Bild: Sauerstoff-Tanks für Indien in einer Halle der U. S Air Force in Travis …
taz: Frau Cavazzini, die [1][US-Regierung hat sich für eine temporäre
Aussetzung des Patentschutzes] für Corona-Impfstoffe ausgesprochen. Wie
finden Sie das?
Anna Cavazzini: Die Entscheidung der USA ist bahnbrechend. Seit Monaten
hatten hunderte Abgeordnete in Europa, NGOs, über 100 Staaten der WTO die
temporäre Aussetzung der geistigen Eigentumsrechte für Covid-Impfstoffe und
Medizin gefordert, was von EU und allen anderen westlichen
Industrienationen blockiert wurde. Mit diesem Kurswechsel der USA kommen
wir einer gerechteren globalen Verteilung der Impfstoffe näher.

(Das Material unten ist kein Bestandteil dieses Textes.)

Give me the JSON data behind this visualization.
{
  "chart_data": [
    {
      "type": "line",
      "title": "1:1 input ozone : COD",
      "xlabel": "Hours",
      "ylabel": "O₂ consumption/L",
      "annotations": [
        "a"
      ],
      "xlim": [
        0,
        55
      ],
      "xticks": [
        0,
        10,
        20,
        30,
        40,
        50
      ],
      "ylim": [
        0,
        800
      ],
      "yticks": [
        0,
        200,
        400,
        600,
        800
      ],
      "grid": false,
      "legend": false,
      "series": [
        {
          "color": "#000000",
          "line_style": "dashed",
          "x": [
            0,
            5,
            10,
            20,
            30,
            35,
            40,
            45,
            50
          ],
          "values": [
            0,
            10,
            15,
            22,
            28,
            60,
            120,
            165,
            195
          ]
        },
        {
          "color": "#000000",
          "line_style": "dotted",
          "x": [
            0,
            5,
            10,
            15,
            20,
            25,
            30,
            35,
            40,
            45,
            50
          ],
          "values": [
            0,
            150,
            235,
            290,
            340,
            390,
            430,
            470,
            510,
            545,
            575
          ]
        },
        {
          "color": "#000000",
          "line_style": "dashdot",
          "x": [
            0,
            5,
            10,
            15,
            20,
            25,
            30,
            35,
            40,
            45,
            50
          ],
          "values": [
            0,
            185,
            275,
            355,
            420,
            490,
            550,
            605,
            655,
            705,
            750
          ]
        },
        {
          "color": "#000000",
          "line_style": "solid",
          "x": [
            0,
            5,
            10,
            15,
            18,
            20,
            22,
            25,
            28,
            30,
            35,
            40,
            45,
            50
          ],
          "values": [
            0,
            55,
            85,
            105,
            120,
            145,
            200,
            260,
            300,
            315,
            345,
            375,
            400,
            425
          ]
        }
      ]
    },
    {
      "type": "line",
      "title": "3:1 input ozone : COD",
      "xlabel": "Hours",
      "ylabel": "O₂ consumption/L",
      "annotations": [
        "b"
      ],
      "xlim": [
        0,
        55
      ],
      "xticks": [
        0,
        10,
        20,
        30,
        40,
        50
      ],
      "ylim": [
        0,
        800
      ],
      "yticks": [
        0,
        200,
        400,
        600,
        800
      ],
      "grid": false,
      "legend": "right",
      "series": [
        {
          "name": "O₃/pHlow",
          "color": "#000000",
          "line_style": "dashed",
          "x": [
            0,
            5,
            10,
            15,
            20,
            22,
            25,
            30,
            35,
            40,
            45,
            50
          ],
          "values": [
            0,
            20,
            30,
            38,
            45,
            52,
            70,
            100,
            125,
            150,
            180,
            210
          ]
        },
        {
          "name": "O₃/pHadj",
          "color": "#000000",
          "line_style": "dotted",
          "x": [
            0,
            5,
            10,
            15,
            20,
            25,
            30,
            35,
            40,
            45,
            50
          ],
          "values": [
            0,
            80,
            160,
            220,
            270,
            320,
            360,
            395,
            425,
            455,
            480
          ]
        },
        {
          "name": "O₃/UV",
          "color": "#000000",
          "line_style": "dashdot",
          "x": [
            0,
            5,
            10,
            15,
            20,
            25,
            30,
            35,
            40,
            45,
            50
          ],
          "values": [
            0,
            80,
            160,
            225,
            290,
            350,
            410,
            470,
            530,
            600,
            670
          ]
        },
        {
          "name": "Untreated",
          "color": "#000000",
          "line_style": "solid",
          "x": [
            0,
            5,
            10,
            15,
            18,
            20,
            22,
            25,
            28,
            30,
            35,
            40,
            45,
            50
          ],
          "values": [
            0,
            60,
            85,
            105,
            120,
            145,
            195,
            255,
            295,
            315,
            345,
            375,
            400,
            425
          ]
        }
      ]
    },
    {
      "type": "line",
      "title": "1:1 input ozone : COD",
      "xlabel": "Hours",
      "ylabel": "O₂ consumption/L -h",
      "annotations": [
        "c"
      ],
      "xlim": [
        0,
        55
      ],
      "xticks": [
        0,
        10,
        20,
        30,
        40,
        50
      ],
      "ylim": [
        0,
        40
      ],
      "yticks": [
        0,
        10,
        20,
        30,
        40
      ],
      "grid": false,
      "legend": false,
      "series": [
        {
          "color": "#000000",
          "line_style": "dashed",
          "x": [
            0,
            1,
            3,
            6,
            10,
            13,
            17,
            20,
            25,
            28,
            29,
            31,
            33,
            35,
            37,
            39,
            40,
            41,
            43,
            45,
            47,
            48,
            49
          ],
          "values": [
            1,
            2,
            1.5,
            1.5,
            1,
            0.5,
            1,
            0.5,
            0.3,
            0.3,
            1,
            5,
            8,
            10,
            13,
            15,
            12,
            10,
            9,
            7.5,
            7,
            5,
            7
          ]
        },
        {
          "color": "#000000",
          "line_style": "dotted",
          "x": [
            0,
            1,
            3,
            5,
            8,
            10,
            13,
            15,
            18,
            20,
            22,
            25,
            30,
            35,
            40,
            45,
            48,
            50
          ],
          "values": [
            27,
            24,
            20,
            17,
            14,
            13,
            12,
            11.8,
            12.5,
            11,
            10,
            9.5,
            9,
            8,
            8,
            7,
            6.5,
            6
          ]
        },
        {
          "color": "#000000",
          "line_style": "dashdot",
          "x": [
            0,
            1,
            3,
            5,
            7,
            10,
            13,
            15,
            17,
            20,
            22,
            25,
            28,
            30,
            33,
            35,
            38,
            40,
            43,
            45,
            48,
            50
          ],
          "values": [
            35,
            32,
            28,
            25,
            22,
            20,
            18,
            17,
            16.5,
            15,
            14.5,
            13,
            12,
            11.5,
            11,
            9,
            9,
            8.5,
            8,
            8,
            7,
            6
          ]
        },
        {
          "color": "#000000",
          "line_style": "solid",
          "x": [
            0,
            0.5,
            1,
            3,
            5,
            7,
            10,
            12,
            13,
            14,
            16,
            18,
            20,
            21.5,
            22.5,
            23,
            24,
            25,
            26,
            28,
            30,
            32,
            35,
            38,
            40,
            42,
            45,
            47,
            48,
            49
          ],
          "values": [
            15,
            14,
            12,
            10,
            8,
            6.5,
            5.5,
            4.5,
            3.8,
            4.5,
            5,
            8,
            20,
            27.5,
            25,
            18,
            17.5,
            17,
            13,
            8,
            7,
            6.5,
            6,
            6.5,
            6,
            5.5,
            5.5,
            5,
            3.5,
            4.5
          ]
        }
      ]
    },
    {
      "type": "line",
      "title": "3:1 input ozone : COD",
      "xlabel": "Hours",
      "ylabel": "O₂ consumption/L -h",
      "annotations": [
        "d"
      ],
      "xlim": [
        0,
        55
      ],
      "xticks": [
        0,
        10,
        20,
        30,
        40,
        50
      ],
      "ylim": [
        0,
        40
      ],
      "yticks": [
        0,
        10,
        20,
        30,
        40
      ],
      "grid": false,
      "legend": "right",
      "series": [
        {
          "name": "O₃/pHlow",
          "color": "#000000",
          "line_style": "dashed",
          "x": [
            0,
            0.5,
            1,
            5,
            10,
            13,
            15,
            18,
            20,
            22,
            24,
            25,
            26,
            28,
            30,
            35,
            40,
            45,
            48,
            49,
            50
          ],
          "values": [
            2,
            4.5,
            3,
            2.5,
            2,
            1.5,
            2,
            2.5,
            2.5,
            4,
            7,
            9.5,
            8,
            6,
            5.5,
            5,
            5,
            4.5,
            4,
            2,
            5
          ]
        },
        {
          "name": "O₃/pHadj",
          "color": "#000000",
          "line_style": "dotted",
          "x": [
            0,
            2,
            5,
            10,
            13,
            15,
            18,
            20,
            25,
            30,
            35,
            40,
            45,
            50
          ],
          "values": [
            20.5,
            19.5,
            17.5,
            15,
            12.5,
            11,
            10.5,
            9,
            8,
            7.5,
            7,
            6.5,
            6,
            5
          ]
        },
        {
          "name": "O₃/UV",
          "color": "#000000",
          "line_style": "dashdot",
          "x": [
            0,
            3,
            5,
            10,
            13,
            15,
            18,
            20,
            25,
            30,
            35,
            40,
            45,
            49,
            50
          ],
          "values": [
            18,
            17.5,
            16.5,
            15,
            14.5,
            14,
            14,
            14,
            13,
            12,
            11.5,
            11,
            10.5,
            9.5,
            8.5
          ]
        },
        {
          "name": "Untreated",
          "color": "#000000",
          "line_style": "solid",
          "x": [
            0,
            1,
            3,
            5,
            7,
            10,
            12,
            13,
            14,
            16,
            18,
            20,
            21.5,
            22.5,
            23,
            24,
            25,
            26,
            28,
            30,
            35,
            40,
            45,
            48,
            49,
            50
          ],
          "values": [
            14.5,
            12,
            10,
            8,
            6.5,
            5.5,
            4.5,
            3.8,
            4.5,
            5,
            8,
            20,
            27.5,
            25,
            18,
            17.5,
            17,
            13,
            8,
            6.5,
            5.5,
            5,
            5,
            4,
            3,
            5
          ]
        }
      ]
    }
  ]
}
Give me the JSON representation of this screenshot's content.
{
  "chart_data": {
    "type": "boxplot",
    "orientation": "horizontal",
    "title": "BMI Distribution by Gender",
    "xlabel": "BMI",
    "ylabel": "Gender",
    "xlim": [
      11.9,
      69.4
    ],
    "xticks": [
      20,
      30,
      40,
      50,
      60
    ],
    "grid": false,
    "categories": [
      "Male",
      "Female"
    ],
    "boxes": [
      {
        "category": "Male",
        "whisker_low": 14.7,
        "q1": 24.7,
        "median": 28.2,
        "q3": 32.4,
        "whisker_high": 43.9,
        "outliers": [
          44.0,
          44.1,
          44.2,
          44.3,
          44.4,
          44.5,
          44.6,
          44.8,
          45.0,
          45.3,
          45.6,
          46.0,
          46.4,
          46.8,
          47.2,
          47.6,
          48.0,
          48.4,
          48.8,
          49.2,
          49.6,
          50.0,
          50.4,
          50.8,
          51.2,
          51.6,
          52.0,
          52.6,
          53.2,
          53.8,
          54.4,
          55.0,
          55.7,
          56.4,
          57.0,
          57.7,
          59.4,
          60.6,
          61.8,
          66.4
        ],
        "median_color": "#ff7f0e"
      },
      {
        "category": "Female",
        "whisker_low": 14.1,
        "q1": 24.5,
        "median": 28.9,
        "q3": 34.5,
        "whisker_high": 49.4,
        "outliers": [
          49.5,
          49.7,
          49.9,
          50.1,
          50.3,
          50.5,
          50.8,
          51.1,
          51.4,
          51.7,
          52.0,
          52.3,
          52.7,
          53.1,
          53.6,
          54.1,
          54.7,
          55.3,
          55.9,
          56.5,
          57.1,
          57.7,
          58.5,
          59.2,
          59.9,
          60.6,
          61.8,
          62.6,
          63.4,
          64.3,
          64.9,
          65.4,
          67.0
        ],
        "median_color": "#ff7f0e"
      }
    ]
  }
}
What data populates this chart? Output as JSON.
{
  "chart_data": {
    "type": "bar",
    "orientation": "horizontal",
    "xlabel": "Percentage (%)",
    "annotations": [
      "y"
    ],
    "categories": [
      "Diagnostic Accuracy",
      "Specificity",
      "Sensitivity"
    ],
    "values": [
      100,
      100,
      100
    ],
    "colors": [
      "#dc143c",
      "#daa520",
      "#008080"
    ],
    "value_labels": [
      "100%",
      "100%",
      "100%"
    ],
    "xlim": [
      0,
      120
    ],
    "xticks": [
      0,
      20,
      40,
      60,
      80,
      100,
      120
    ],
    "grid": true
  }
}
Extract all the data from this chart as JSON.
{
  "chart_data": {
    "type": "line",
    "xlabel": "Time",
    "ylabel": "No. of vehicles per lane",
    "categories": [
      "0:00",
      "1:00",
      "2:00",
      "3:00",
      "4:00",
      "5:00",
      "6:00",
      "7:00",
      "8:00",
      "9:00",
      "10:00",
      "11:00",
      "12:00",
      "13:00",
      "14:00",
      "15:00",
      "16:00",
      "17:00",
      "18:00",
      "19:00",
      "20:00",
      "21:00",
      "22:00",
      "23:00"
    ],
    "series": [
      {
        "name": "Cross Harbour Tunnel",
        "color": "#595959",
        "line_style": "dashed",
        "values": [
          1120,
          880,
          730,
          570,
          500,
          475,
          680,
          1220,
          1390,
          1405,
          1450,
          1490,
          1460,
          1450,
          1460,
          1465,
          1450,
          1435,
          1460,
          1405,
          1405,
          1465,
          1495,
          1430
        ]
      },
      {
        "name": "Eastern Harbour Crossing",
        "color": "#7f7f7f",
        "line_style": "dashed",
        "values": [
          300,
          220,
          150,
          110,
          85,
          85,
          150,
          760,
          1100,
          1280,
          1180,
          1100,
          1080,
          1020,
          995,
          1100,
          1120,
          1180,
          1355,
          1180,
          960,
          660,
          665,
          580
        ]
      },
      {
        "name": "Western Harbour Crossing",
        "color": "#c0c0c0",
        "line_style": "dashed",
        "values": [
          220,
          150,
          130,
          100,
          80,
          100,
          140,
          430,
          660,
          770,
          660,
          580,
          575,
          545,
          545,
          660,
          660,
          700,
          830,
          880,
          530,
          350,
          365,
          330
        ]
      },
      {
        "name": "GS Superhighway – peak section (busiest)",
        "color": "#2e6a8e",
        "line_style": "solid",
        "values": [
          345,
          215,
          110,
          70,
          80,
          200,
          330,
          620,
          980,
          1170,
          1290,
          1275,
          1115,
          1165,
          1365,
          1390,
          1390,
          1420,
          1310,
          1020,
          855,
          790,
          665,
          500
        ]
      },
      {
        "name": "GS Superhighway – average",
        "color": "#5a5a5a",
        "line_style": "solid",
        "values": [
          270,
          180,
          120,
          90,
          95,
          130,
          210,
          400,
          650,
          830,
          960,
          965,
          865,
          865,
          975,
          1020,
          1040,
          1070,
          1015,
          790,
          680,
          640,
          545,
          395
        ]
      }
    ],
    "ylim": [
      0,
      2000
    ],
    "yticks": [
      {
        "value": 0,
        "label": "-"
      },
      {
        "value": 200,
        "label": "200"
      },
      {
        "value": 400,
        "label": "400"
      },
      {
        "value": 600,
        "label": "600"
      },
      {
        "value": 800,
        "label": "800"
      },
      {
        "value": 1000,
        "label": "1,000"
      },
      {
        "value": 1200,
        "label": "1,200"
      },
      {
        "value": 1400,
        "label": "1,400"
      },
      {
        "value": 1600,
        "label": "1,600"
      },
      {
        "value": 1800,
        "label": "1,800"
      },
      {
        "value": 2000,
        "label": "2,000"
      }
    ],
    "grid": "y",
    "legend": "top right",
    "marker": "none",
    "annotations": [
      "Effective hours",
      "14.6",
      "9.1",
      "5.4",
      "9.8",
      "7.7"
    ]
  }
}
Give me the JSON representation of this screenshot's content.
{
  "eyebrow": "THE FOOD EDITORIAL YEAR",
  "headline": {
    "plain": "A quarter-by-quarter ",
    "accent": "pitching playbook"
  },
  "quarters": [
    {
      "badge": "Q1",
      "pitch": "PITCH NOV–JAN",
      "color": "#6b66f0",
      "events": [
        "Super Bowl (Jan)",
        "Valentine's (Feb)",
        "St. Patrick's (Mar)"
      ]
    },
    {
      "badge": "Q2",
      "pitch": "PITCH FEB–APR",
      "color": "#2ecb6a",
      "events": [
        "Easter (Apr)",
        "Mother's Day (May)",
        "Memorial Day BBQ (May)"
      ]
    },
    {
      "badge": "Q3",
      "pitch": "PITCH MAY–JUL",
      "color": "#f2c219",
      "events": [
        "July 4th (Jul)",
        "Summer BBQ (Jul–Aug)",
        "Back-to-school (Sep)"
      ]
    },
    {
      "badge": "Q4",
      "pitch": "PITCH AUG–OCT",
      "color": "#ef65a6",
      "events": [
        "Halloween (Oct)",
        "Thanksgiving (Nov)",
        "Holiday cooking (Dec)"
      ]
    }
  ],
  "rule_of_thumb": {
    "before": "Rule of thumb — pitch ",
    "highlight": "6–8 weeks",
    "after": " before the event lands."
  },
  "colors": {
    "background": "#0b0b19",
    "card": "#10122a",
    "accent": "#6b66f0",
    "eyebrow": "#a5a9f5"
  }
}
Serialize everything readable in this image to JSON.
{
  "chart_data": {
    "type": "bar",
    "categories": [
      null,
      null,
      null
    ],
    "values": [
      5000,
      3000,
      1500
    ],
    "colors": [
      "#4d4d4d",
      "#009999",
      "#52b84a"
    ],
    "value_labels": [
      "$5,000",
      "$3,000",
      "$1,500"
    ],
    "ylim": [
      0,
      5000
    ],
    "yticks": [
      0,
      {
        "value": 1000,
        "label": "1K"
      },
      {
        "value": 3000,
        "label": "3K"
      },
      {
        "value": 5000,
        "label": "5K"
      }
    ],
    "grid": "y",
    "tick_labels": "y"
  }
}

Selbst die [2][EU-Kommision ist jetzt zu Gesprächen] bereit. Als im Oktober
2020 Südafrika und Indien bei der Welthandelsorganisation den
vorübergehenden Verzicht auf Patente für Covid-Impfstoffe und Medikamente
forderten, haben Sie und andere EU-Abgeordnete den Vorstoß unterstützt.
Aber die EU blieb bei Ihrer Blockadehaltung. Überrascht Sie die Kehrtwende?
Damals sind wir ziemlich auf Granit gestoßen in der EU-Kommission. Es hieß
immer, dass eine Lockerung der geistigen Eigentumsrechte nichts bringen
würde, weil die Länder des globalen Südens überhaupt keine
Produktionskapazitäten dafür hätten, und dass das alles zu lange dauern
würde.
Was können Sie dem entgegensetzen?
[3][Mehrere Unternehmen in Kanada, Bangladesch, Südkorea, Pakistan und
Israel] stehen zur Produktion bereit und haben bislang vergebens versucht,
die Rechte für die Produktion von Covid-19-Impfstoffen zu erhalten.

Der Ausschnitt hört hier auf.